Lagniappe (la ·gniappe) noun ‘lan-ˌyap,’ — 1. An extra or unexpected gift or benefit. 2. Something given or obtained as a gratuity or bonus.

Shot out of a hyper-creative canon, Kit Sebastian (Kit Martin and Merve Erdem) landed with a formidable debut in 2019’s Mantra Moderne. Its audience held tightly to the album’s global sprawl, advocating for more ears to agree and more music to arrive. The duo’s follow-up, Melodi, answers those calls and then some. Intercontinental instrumentation is back – traversing sounds from the Cold War-era Balkans to rural South America – replete with Erdem’s versatile, multilingual voice. Delightfully dancy, impressively intricate. Melodi’s momentum delivers a confident band for their first Lagniappe Session with Martin and Erdem reimagining Turkish pop sensation Sezen Aksu and (no-introduction-needed) avant Londoners, Stereloab. Here, Aksu’s “Sinanay” swings from the jump, while “French Disko” presents in a form the pair has quickly mastered: respecting, but not recreating, the past.

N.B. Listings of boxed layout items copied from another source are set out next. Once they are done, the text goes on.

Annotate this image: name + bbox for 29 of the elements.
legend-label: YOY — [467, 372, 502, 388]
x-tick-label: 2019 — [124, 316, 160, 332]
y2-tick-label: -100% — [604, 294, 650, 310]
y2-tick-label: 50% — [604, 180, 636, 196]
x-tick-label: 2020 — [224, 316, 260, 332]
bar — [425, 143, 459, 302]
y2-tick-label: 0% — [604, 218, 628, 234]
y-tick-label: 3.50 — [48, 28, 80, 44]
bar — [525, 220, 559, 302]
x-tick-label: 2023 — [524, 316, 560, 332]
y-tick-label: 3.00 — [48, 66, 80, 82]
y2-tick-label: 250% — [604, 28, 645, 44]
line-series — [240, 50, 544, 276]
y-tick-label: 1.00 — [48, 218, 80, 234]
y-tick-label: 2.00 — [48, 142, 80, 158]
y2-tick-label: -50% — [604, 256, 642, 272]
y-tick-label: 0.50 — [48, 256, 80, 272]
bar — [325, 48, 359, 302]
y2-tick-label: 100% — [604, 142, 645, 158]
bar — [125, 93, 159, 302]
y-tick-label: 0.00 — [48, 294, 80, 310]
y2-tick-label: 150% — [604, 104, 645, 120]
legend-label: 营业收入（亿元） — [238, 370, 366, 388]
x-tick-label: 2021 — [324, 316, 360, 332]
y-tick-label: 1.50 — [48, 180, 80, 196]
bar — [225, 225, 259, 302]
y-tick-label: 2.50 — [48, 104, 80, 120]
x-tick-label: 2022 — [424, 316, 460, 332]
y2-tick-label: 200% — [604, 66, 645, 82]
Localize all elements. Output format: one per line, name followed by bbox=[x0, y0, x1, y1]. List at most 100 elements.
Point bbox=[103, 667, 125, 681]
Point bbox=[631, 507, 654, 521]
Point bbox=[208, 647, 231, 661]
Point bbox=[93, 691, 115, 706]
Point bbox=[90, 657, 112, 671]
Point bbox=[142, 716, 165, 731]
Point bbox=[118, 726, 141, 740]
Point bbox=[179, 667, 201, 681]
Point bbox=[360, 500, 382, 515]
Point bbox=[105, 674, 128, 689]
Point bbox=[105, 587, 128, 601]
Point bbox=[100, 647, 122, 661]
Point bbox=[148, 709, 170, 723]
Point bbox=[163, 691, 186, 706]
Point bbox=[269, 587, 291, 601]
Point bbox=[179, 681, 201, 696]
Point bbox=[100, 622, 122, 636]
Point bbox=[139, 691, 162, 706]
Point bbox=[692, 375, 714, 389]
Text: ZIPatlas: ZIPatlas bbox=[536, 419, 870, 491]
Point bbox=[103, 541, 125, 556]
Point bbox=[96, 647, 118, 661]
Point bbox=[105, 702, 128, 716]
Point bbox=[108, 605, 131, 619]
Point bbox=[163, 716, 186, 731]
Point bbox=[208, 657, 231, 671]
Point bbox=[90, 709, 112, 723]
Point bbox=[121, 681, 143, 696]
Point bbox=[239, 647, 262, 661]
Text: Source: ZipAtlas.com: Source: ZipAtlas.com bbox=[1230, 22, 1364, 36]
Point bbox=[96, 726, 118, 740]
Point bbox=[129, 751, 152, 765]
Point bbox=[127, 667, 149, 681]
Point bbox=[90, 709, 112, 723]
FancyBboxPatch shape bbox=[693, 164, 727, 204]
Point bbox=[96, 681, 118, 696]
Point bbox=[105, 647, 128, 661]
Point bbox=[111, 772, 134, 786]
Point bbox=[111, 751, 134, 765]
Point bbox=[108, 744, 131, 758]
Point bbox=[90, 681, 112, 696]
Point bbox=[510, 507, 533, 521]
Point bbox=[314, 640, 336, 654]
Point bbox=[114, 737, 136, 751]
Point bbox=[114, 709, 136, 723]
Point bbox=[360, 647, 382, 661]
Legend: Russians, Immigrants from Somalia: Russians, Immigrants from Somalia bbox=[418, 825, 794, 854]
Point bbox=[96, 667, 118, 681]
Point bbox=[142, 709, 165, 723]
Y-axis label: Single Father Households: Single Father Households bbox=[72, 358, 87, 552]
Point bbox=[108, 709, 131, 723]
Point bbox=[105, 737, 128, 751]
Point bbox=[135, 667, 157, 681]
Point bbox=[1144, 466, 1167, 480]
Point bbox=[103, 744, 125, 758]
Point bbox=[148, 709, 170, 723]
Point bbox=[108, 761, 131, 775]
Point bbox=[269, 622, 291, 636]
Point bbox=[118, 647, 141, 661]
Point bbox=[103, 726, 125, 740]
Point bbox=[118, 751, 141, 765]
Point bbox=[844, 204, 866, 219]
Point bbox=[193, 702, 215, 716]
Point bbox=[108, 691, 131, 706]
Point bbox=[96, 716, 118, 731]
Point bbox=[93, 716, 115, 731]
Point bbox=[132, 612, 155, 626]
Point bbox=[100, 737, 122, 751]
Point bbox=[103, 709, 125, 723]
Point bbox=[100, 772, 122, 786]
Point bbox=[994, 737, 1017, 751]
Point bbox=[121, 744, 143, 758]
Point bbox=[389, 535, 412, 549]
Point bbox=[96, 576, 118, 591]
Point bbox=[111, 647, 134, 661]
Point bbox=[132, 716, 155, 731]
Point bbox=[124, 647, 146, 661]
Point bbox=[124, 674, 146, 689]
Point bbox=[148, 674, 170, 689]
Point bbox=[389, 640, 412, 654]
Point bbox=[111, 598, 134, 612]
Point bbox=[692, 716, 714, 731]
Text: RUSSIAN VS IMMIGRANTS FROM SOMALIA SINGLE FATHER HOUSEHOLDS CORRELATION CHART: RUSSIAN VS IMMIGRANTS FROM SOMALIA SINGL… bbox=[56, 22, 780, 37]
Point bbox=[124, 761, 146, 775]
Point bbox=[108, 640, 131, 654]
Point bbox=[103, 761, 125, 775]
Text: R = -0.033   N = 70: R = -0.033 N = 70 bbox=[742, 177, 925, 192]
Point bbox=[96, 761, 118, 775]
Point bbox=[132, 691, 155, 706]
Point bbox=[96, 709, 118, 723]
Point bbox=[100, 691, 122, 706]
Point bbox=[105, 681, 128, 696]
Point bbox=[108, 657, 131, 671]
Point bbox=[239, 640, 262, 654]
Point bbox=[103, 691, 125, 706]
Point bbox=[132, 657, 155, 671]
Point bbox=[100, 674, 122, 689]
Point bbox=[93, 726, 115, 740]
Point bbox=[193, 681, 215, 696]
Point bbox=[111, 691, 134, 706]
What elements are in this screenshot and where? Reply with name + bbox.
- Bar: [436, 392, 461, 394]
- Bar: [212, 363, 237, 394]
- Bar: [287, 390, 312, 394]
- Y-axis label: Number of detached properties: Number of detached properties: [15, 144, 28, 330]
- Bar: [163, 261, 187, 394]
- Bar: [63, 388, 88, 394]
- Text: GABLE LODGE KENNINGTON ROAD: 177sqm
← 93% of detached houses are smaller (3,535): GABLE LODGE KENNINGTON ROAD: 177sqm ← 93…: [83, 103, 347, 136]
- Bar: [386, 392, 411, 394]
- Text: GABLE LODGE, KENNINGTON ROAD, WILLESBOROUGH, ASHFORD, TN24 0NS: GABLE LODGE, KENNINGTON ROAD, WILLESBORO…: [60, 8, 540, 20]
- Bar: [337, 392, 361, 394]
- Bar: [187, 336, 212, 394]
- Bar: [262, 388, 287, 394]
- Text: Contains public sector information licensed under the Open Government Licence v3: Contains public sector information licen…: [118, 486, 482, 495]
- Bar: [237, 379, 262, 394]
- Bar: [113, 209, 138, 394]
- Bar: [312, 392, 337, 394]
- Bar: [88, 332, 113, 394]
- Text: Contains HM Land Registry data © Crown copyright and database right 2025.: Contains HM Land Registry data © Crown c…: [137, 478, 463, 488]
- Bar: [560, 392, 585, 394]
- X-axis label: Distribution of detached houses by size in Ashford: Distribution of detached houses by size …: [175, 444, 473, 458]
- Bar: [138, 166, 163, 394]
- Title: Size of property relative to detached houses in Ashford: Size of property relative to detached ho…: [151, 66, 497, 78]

Kit Sebastian :: Şinanay (Sezen Aksu)

We’ve wanted to make a cover of Sezen Aksu for a while. She is one of our favourite Turkish singers / songwriters who inspires us with her effortless mix of different genres, playful lyrics and captivating vocals. The original of “Şinanay” is a beautiful example of late 80’s Turkish disco pop and the lyrics belong to an important Turkish poet, Melih Cevdet Anday, talking about the ferry that goes to Istanbul’s Princes’ Islands carrying and bringing together different segments and races of society. We liked the idea of transforming it into something more delicate and smooth, with a Brazilian inspired rhythm on guitar and jazz piano lines.

Kit Sebastian :: French Disko (Stereolab)

We love Stereolab and “French Disko” is a very interesting piece of music. The deadpan intensity is a hard-to-produce effect and Stereolab achieves it so well. Since we released our first album Mantra Moderne, our music has been often compared to Stereolab. Then we thought: how would a Stereolab sound if we revisited it? The result was dark guitar lines, oud, latin percussion, and J.S Bach inspired synths. La Resistance!